Unlike most cancer cells, which died within a few days, a cluster of Lacks’ cells not only survived, but thrived, doubling within 24 hours and never stopping. Gey later told others that the cells were taken from a woman named “Helen Lane,” thus relegating Lacks to obscurity. Ten months after coming in, Henrietta died, and a lab technician was in an autopsy room, taking more of the precious cells from her body to be used for medical research.
As a result, part of her remained alive and at the forefront of science. Her cell line, HeLa (pronounced hee-lah), has been at the core of treatments for hemophilia, herpes, influenza, leukemia, and Parkinson’s disease as well as the polio vaccine, the cancer drug tamoxifen, Covid vaccine, chemotherapy, gene mapping, and in vitro fertilization. The trillions of those “immortal” cells taken from her body are labeled in university labs and biotechnology companies across the world. To this day, HeLa cells remain the most prolific and widely used human cell line in biology.

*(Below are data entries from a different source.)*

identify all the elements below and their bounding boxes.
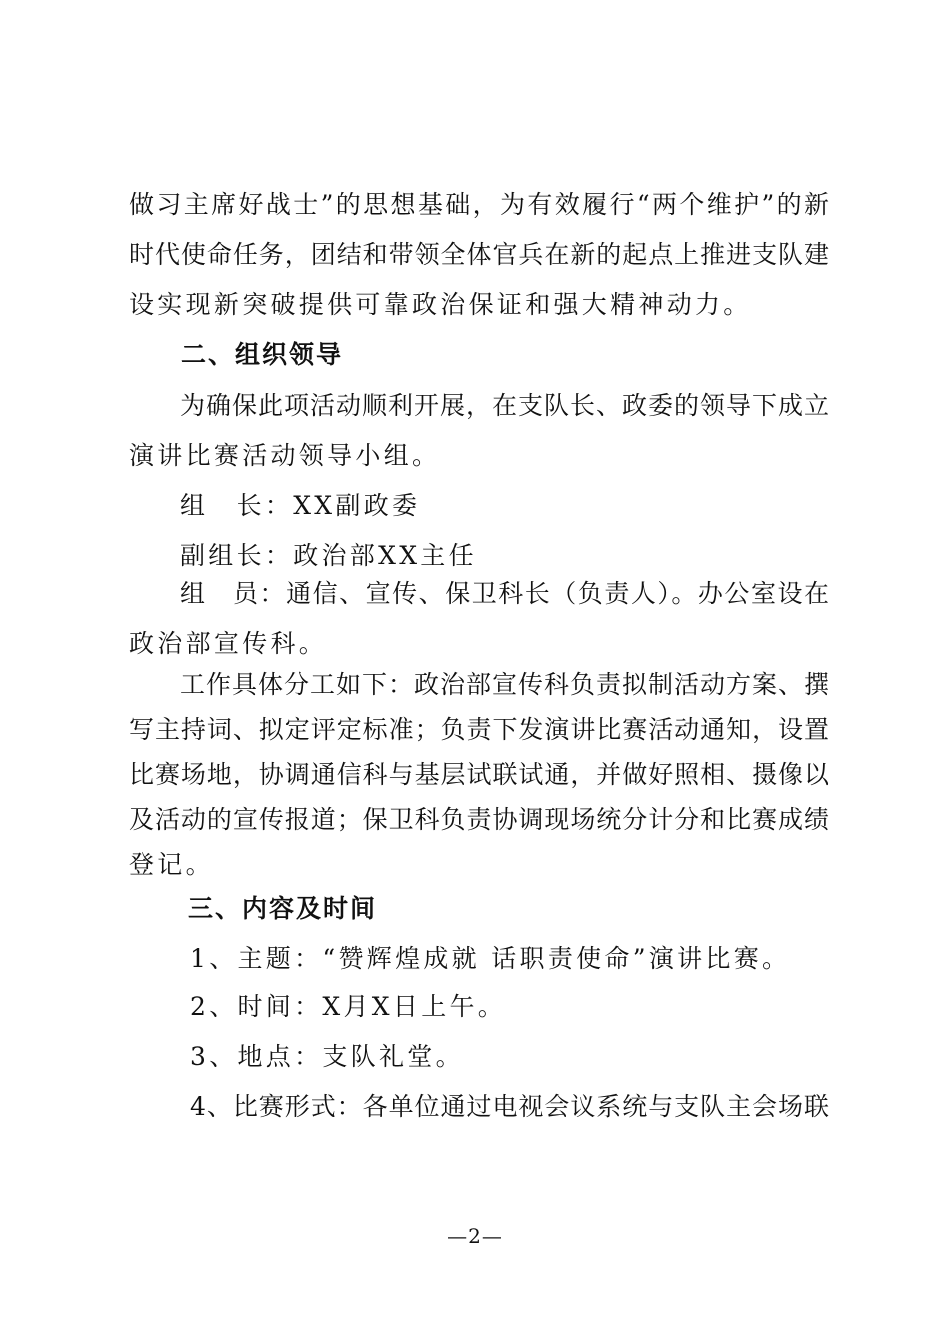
list-item: 1、主题：“赞辉煌成就 话职责使命”演讲比赛。 [190, 944, 791, 973]
section-heading: 三、内容及时间 [188, 894, 378, 923]
paragraph-line: 及活动的宣传报道；保卫科负责协调现场统分计分和比赛成绩 [129, 805, 829, 834]
paragraph-line: 写主持词、拟定评定标准；负责下发演讲比赛活动通知，设置 [129, 715, 829, 744]
paragraph-line: 为确保此项活动顺利开展，在支队长、政委的领导下成立 [180, 391, 829, 420]
deputy-leader-line: 副组长：政治部XX主任 [180, 541, 477, 570]
team-members-line: 组 员：通信、宣传、保卫科长（负责人）。办公室设在 [180, 579, 829, 608]
team-leader-line: 组 长：XX副政委 [180, 491, 421, 520]
paragraph-line: 做习主席好战士”的思想基础，为有效履行“两个维护”的新 [129, 190, 829, 219]
list-item: 2、时间：X月X日上午。 [190, 992, 507, 1021]
list-item: 4、比赛形式：各单位通过电视会议系统与支队主会场联 [190, 1092, 829, 1121]
list-item: 3、地点：支队礼堂。 [190, 1042, 464, 1071]
paragraph-line: 比赛场地，协调通信科与基层试联试通，并做好照相、摄像以 [129, 760, 829, 789]
paragraph-line: 登记。 [129, 850, 214, 879]
paragraph-line: 工作具体分工如下：政治部宣传科负责拟制活动方案、撰 [180, 670, 829, 699]
paragraph-line: 演讲比赛活动领导小组。 [129, 441, 441, 470]
paragraph-line: 设实现新突破提供可靠政治保证和强大精神动力。 [129, 290, 752, 319]
section-heading: 二、组织领导 [181, 340, 344, 369]
page-number: —2— [447, 1224, 503, 1248]
paragraph-line: 时代使命任务，团结和带领全体官兵在新的起点上推进支队建 [129, 240, 829, 269]
paragraph-line: 政治部宣传科。 [129, 629, 328, 658]
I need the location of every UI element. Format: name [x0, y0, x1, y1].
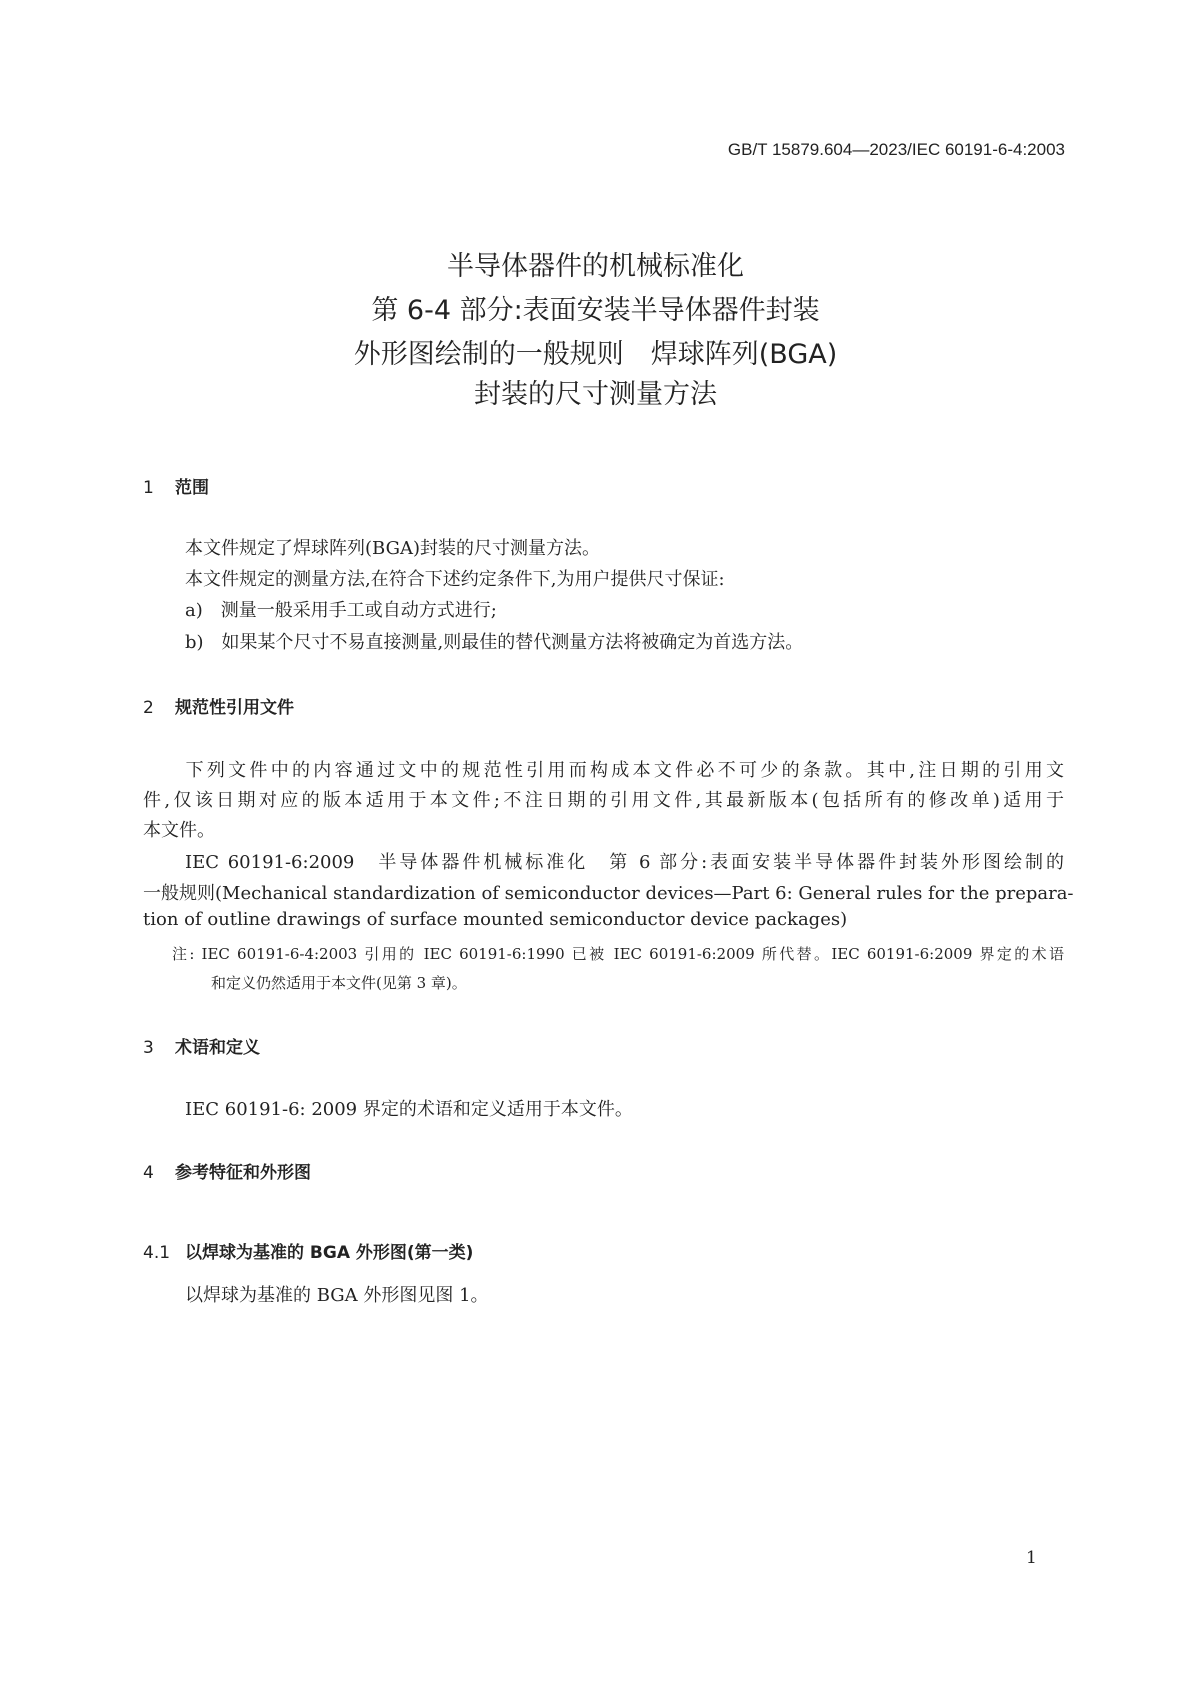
note-line-2: 和定义仍然适用于本文件(见第 3 章)。: [211, 974, 467, 992]
section-title: 术语和定义: [175, 1038, 260, 1058]
title-line-2: 第 6-4 部分:表面安装半导体器件封装: [371, 295, 820, 326]
page-number: 1: [1026, 1548, 1037, 1568]
section-title: 参考特征和外形图: [175, 1163, 311, 1183]
standard-code-header: GB/T 15879.604—2023/IEC 60191-6-4:2003: [727, 140, 1065, 159]
normative-para-1-line-2: 件,仅该日期对应的版本适用于本文件;不注日期的引用文件,其最新版本(包括所有的修改单)适用于: [143, 790, 1064, 811]
section-1-heading: [143, 473, 209, 498]
normative-para-1-line-1: 下列文件中的内容通过文中的规范性引用而构成本文件必不可少的条款。其中,注日期的引用文: [143, 760, 1064, 781]
scope-line-1: 本文件规定了焊球阵列(BGA)封装的尺寸测量方法。: [185, 538, 600, 559]
section-number: 4.1: [143, 1243, 171, 1263]
section-title: 规范性引用文件: [175, 698, 294, 718]
reference-line-3: tion of outline drawings of surface mounted semiconductor device packages): [143, 909, 848, 930]
reference-line-2: 一般规则(Mechanical standardization of semiconductor devices—Part 6: General rules for the prepara-: [143, 883, 1074, 904]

Henrietta had no obituary and was buried in an unmarked grave. It was decades before the Lacks family learned that her cells were alive. Her children and grandchildren received no compensation from the billions of dollars in profits and patents generated by pharmaceutical giants that used their Henrietta’s cells without her knowledge, and they struggled to get healthcare coverage themselves.
In 1973, one of Lacks’ daughters-in-law had dinner with a friend whose husband happened to be a cancer researcher and had recognized the Lacks name. He was working with cells from a woman named Henrietta Lacks and asked if she had died of cervical cancer. As recounted in science writer Rebecca Skloot’s book The Immortal Life of Henrietta Lacks, Henrietta’s daughter-in-law then rushed home and told her husband Lawrence, “Part of your mother, it’s alive!”
Skloot had first learned about Henrietta Lacks and her immortal cells in a biology class, at the age of 16, and spent a decade researching HeLa cells. In telling Henrietta’s story, Skloot reveals a dark history of distrust that is connected to experimentation done on African Americans. Issues of race, class, gender, medicine, bioethics, and intellectual property are explored in her compelling story of the interaction of science and human lives.
Skloot begins The Immortal Life of Henrietta Lacks with the words, “There is a photograph on my wall of a woman I’ve never met.” Featured on the author’s book cover, the photograph captures Henrietta with a hand on one hip, her beautiful face looking squarely at you with assurance and a touch of sassy attitude. She’s dressed to the nines, ready to step out, go dancing, and marry the cousin she grew up with in Clover, VA—the man who fathered the five children she would not live long enough to see grow up.
The arc of racial justice has been long in arriving for the Lacks family; but this month, they joined their lawyer at the Federal Courthouse in Baltimore and made an historic announcement. The Lacks family reached a confidential settlement with pharmaceutical giant Novartis which made billions of dollars in profits and patents from Henrietta’s immortal cells without ever compensating the Lacks’ estate. Three years ago, the Lacks family reached a separate settlement with Thermo Fisher Scientific, and other lawsuits against biotech and pharmaceutical companies remain pending.
No longer “overlooked,” Henrietta Lacks’s story shines light on a chapter of America’s complicated medical and racial past, and the still visible scar on my arm is a part of that story.